When interpreting the measured forces, a major factor that needs to be taken into account are the extracochlear friction forces. While the aim is to measure intracochlear forces, the EA inevitably touches sections of the bone and slides along the RW. These forces are measured by the tool without a doubt and we assume that they are constant while the forces originating in the gradually increased electrode insertion depth are increasing as the insertion progresses. This is supported by the fact that there is a correlation between electrode insertion depth and insertion force maxima, as this would not be caused by extracochlear effects. The forces provided by our tool are not directly comparable to laboratory results due to the presence of the RW and the fact that laboratory conditions always include deviations from reality. However, we conclude that the tool is able to provide data approximating true intracochlear forces.

Conclusion

The results from the evaluation experiments show that the insertion force measurement tool performs well in a realistic environment and that meaningful data can be obtained. Surgeons evaluated the surgical workflow with the tool to be equivalent to standard surgery in terms of handling, workflow, visibility and success of the insertion. Typical challenges faced in handling the tool were recorded and can easily be avoided through targeted surgeon training. The experimental data will facilitate the analysis of in vivo measurements. Based on this evaluation, the tool is ready for intraoperative use.

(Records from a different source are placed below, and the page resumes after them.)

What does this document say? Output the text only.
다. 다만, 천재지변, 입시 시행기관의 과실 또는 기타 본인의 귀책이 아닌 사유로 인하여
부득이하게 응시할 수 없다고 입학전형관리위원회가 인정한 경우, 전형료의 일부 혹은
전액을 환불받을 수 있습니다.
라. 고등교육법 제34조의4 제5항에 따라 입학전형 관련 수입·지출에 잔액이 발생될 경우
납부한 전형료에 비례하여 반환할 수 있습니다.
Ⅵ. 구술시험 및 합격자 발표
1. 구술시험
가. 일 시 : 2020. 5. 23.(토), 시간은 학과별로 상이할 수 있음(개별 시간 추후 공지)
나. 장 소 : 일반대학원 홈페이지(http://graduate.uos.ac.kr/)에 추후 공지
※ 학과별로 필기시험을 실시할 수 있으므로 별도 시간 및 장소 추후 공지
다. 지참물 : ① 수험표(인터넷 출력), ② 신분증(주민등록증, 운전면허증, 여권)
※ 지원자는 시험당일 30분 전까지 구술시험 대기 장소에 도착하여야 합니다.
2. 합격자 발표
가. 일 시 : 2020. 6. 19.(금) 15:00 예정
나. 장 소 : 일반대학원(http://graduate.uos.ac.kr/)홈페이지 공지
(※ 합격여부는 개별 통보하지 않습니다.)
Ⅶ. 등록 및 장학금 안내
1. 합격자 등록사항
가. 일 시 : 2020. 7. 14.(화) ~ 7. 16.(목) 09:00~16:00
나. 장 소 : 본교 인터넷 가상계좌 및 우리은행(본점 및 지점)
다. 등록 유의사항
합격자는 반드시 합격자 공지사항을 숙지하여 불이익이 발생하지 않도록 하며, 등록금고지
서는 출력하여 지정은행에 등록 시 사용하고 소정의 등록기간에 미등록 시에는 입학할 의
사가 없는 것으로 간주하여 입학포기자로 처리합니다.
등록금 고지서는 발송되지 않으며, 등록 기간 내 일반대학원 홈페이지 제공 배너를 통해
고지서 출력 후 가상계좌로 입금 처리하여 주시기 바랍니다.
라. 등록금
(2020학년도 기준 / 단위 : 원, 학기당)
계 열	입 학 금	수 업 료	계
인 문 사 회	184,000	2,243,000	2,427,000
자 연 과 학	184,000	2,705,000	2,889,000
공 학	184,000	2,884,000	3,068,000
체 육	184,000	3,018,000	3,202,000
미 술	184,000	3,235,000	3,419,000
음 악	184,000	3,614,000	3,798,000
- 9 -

The ability to measure the spatial position of the tool would be a valuable upgrade. This would enable the analysis of electrode insertion depth and speed. In a more advanced setting, the tool could be registered to the patient and the surgeon could obtain information on an optimal insertion trajectory along which forces are likely minimal.

While the current version of the tool only records data for analysis after the insertion, real-time force feedback to the surgeon would be an important addition. There are many modalities available for such feedback and their efficacy would need to be evaluated. Live feedback can warn surgeons of force peaks below their perception and help to further minimize insertion forces.